Comment le Canada peut-il améliorer la situation : quatre solutions rapides

  • 1. Le Canada devrait publier une feuille de route générale décrivant les étapes qui auront lieu avant que le projet de loi soit déposé, et la manière dont les Autochtones pourront participer. Énoncer clairement le déroulement présent et futur des choses contribuerait grandement à réduire la confusion et à aider les groupes autochtones à préparer leurs mémoires pour le comité et à participer aux consultations qui suivront.
  • Si le comité d’expert n’est qu’une préconsultation, le ministre se doit d’énoncer le processus de consultation réel qui aura lieu après la publication du rapport du comité afin que les groupes puissent être prêts.
  1. Les délais pour l’examen du comité d’expert doivent être allongés.
  • Cela n’implique pas davantage d’audiences, il s’agit plutôt d’étaler celles-ci dans une période de temps plus longue.
  • Le gouvernement a fort probablement une date limite à laquelle le projet de loi doit être présenté. Cet échéancier contient certainement une marge de manœuvre. Vu son cafouillage, Ottawa devrait se servir de cette marge de manœuvre pour remédier à la situation.
  1. Les premières villes visitées par le comité d’experts devront être revisitées, et les groupes autochtones de ces régions devraient recevoir du financement additionnel à cette fin
  2. Améliorer l’approche au financement
  • Les demandes de financement de groupes autochtones doivent être approuvées aussitôt que possible. Le Canada doit débloquer des fonds pour faire bouger les choses.
  • Le financement doit être revu à la hausse pour englober les frais de déplacement afin que les groupes aient la possibilité de se rendre et de participer aux audiences.
  • Une quantité de fonds raisonnable doit être accordée afin de couvrir le travail devant être effectué avant la signature des ententes de financement.
  • Les groupes autochtones devraient être informés très tôt au sujet du financement disponible et des règles entourant la consultation autochtone après l’étape du comité.

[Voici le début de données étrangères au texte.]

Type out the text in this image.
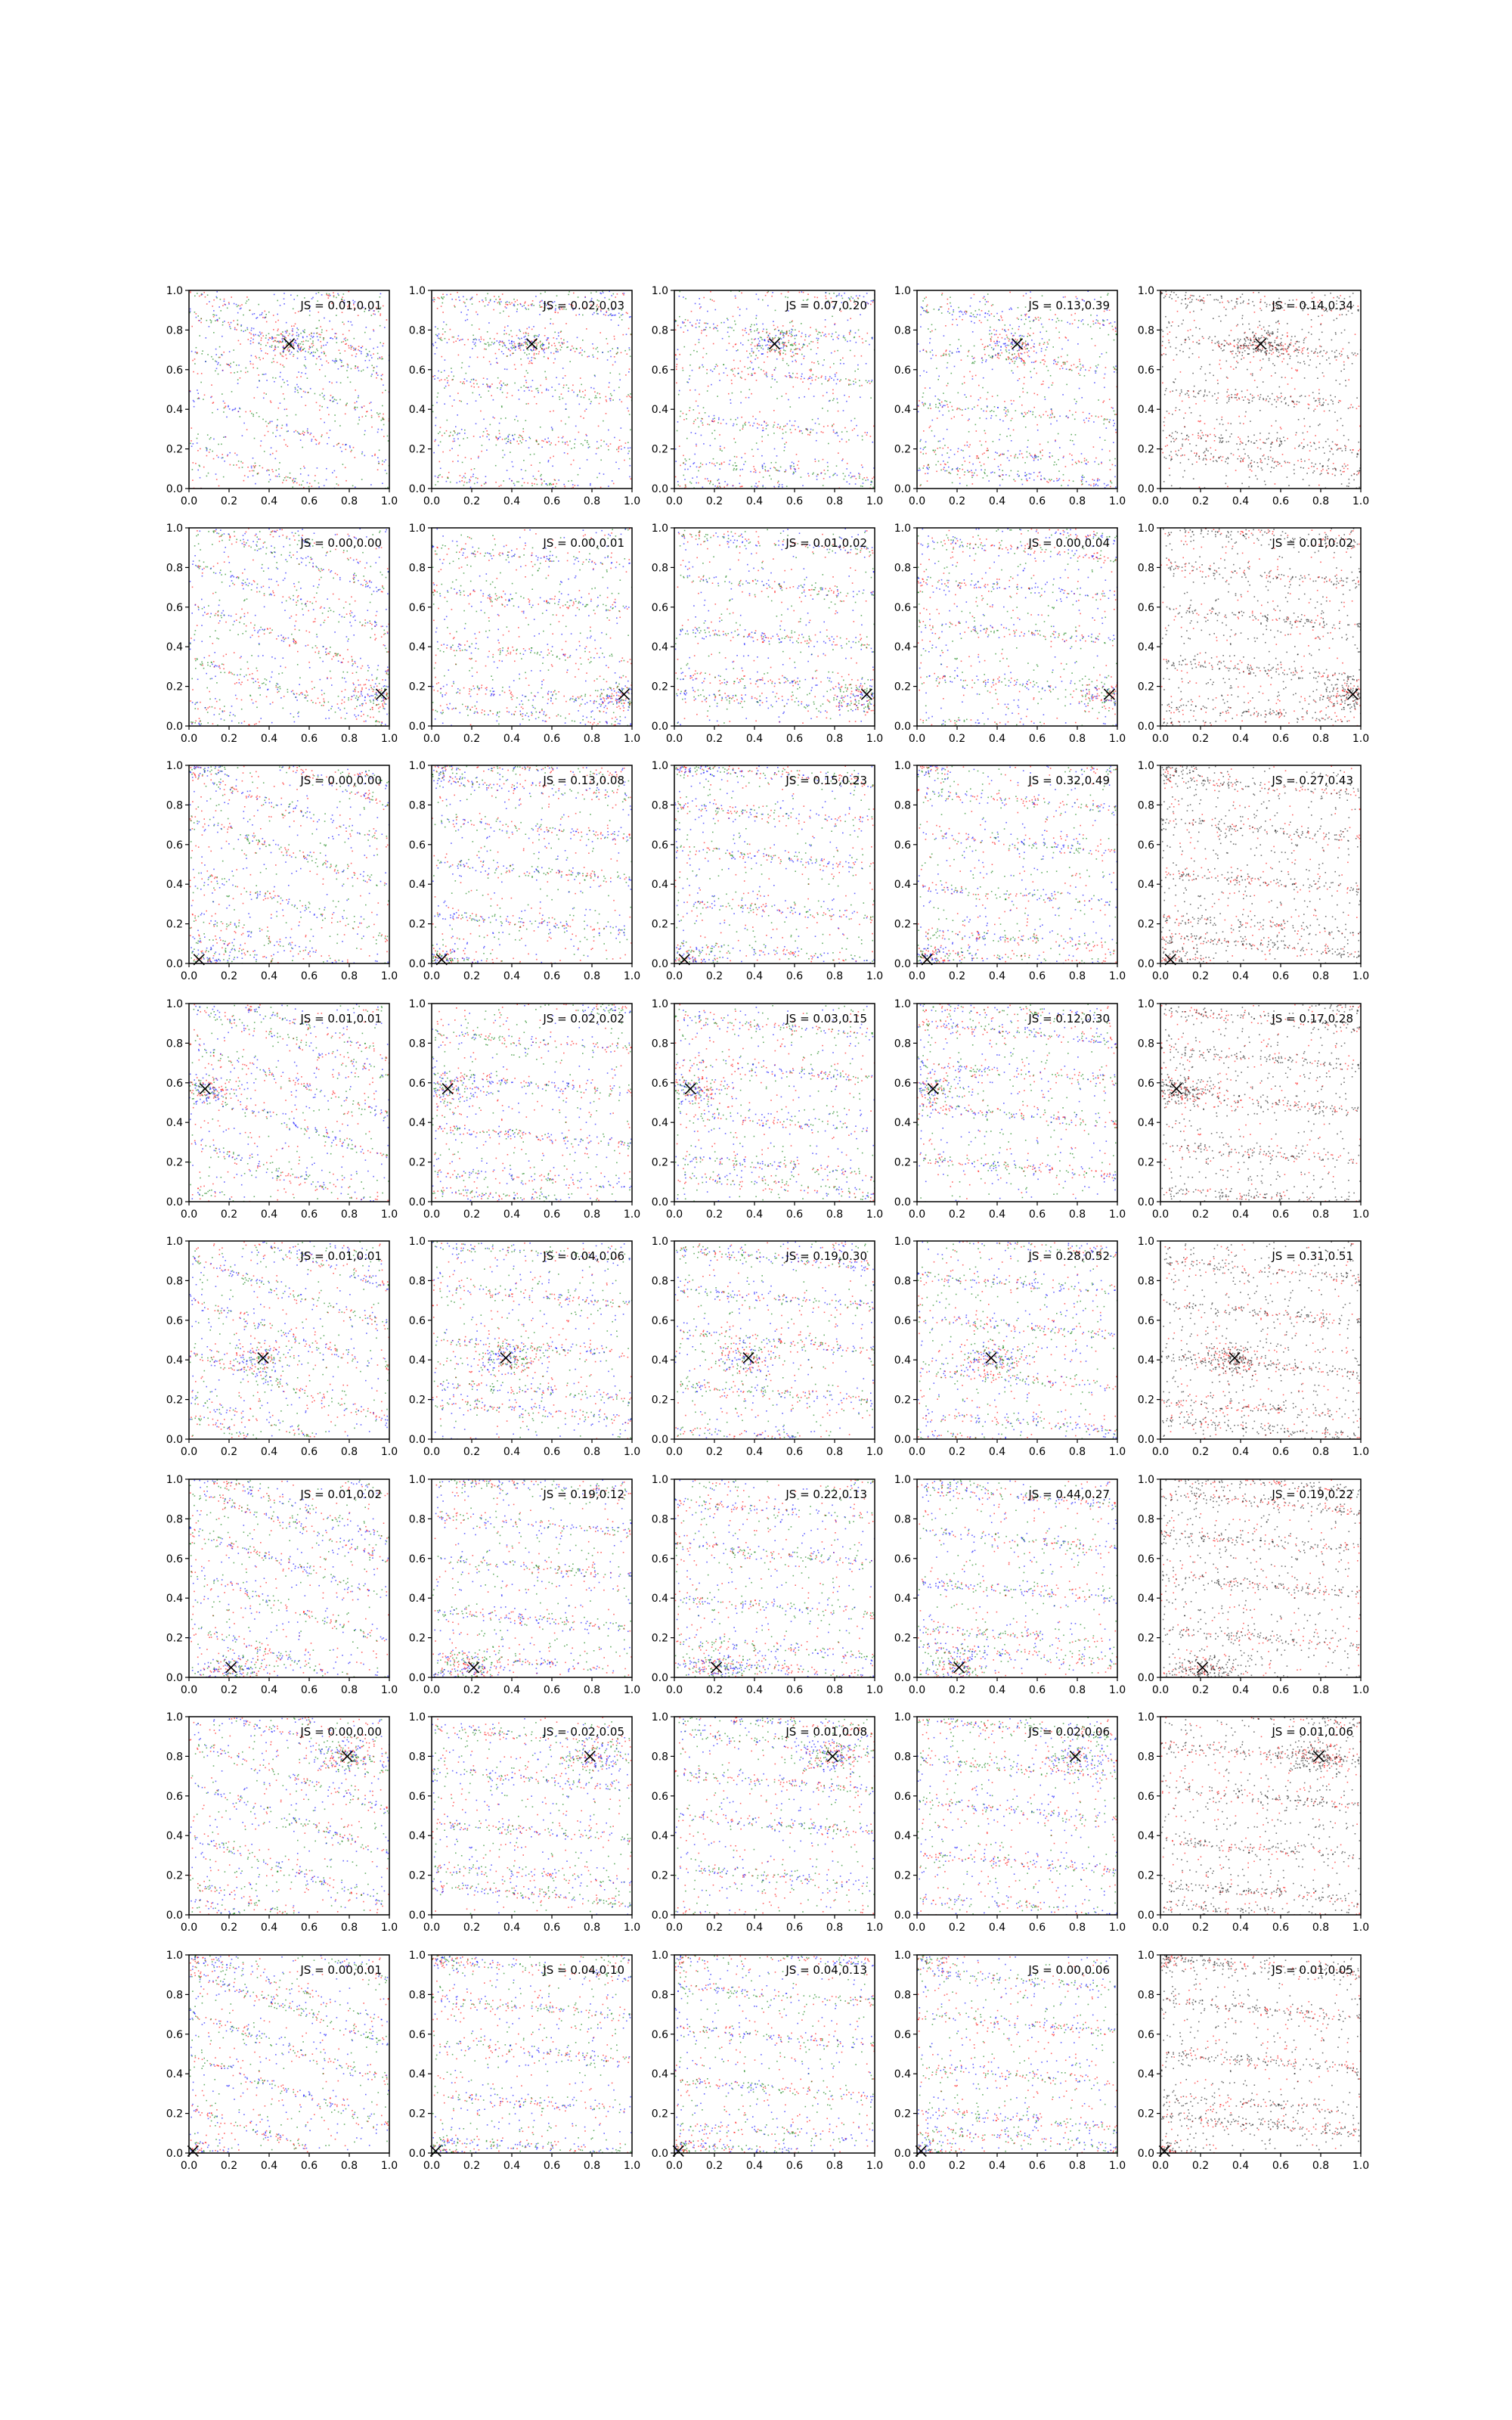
0.0 0.2 0.4 0.6 0.8 1.0
0.0
0.2
0.4
0.6
0.8
1.0
JS = 0.01,0.01
0.0 0.2 0.4 0.6 0.8 1.0
0.0
0.2
0.4
0.6
0.8
1.0
JS = 0.02,0.03
0.0 0.2 0.4 0.6 0.8 1.0
0.0
0.2
0.4
0.6
0.8
1.0
JS = 0.07,0.20
0.0 0.2 0.4 0.6 0.8 1.0
0.0
0.2
0.4
0.6
0.8
1.0
JS = 0.13,0.39
0.0 0.2 0.4 0.6 0.8 1.0
0.0
0.2
0.4
0.6
0.8
1.0
JS = 0.14,0.34
0.0 0.2 0.4 0.6 0.8 1.0
0.0
0.2
0.4
0.6
0.8
1.0
JS = 0.00,0.00
0.0 0.2 0.4 0.6 0.8 1.0
0.0
0.2
0.4
0.6
0.8
1.0
JS = 0.00,0.01
0.0 0.2 0.4 0.6 0.8 1.0
0.0
0.2
0.4
0.6
0.8
1.0
JS = 0.01,0.02
0.0 0.2 0.4 0.6 0.8 1.0
0.0
0.2
0.4
0.6
0.8
1.0
JS = 0.00,0.04
0.0 0.2 0.4 0.6 0.8 1.0
0.0
0.2
0.4
0.6
0.8
1.0
JS = 0.01,0.02
0.0 0.2 0.4 0.6 0.8 1.0
0.0
0.2
0.4
0.6
0.8
1.0
JS = 0.00,0.00
0.0 0.2 0.4 0.6 0.8 1.0
0.0
0.2
0.4
0.6
0.8
1.0
JS = 0.13,0.08
0.0 0.2 0.4 0.6 0.8 1.0
0.0
0.2
0.4
0.6
0.8
1.0
JS = 0.15,0.23
0.0 0.2 0.4 0.6 0.8 1.0
0.0
0.2
0.4
0.6
0.8
1.0
JS = 0.32,0.49
0.0 0.2 0.4 0.6 0.8 1.0
0.0
0.2
0.4
0.6
0.8
1.0
JS = 0.27,0.43
0.0 0.2 0.4 0.6 0.8 1.0
0.0
0.2
0.4
0.6
0.8
1.0
JS = 0.01,0.01
0.0 0.2 0.4 0.6 0.8 1.0
0.0
0.2
0.4
0.6
0.8
1.0
JS = 0.02,0.02
0.0 0.2 0.4 0.6 0.8 1.0
0.0
0.2
0.4
0.6
0.8
1.0
JS = 0.03,0.15
0.0 0.2 0.4 0.6 0.8 1.0
0.0
0.2
0.4
0.6
0.8
1.0
JS = 0.12,0.30
0.0 0.2 0.4 0.6 0.8 1.0
0.0
0.2
0.4
0.6
0.8
1.0
JS = 0.17,0.28
0.0 0.2 0.4 0.6 0.8 1.0
0.0
0.2
0.4
0.6
0.8
1.0
JS = 0.01,0.01
0.0 0.2 0.4 0.6 0.8 1.0
0.0
0.2
0.4
0.6
0.8
1.0
JS = 0.04,0.06
0.0 0.2 0.4 0.6 0.8 1.0
0.0
0.2
0.4
0.6
0.8
1.0
JS = 0.19,0.30
0.0 0.2 0.4 0.6 0.8 1.0
0.0
0.2
0.4
0.6
0.8
1.0
JS = 0.28,0.52
0.0 0.2 0.4 0.6 0.8 1.0
0.0
0.2
0.4
0.6
0.8
1.0
JS = 0.31,0.51
0.0 0.2 0.4 0.6 0.8 1.0
0.0
0.2
0.4
0.6
0.8
1.0
JS = 0.01,0.02
0.0 0.2 0.4 0.6 0.8 1.0
0.0
0.2
0.4
0.6
0.8
1.0
JS = 0.19,0.12
0.0 0.2 0.4 0.6 0.8 1.0
0.0
0.2
0.4
0.6
0.8
1.0
JS = 0.22,0.13
0.0 0.2 0.4 0.6 0.8 1.0
0.0
0.2
0.4
0.6
0.8
1.0
JS = 0.44,0.27
0.0 0.2 0.4 0.6 0.8 1.0
0.0
0.2
0.4
0.6
0.8
1.0
JS = 0.19,0.22
0.0 0.2 0.4 0.6 0.8 1.0
0.0
0.2
0.4
0.6
0.8
1.0
JS = 0.00,0.00
0.0 0.2 0.4 0.6 0.8 1.0
0.0
0.2
0.4
0.6
0.8
1.0
JS = 0.02,0.05
0.0 0.2 0.4 0.6 0.8 1.0
0.0
0.2
0.4
0.6
0.8
1.0
JS = 0.01,0.08
0.0 0.2 0.4 0.6 0.8 1.0
0.0
0.2
0.4
0.6
0.8
1.0
JS = 0.02,0.06
0.0 0.2 0.4 0.6 0.8 1.0
0.0
0.2
0.4
0.6
0.8
1.0
JS = 0.01,0.06
0.0 0.2 0.4 0.6 0.8 1.0
0.0
0.2
0.4
0.6
0.8
1.0
JS = 0.00,0.01
0.0 0.2 0.4 0.6 0.8 1.0
0.0
0.2
0.4
0.6
0.8
1.0
JS = 0.04,0.10
0.0 0.2 0.4 0.6 0.8 1.0
0.0
0.2
0.4
0.6
0.8
1.0
JS = 0.04,0.13
0.0 0.2 0.4 0.6 0.8 1.0
0.0
0.2
0.4
0.6
0.8
1.0
JS = 0.00,0.06
0.0 0.2 0.4 0.6 0.8 1.0
0.0
0.2
0.4
0.6
0.8
1.0
JS = 0.01,0.05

Le comité d’experts et le processus visant à se doter de nouvelles lois sont certes des mesures positives, mais on doit d’abord s’assurer que le but du processus puisse être atteint. Un examen minutieux des processus fédéraux d’évaluation environnementale pourrait constituer une chance unique d’impliquer les communautés autochtones afin d’établir un système respectueux de leurs droits, de leurs points de vue et de leur compétence.

Le comité d’experts entamera ses audiences publiques sur la côte Est au début octobre. On retrouve l’horaire complet dans la section « Événements à venir » de la page principale du comité d’experts.

OKT a préparé un guide rapide sur la procédure du comité d’experts afin d’aider les communautés et organisations autochtones à s’orienter dans ce processus.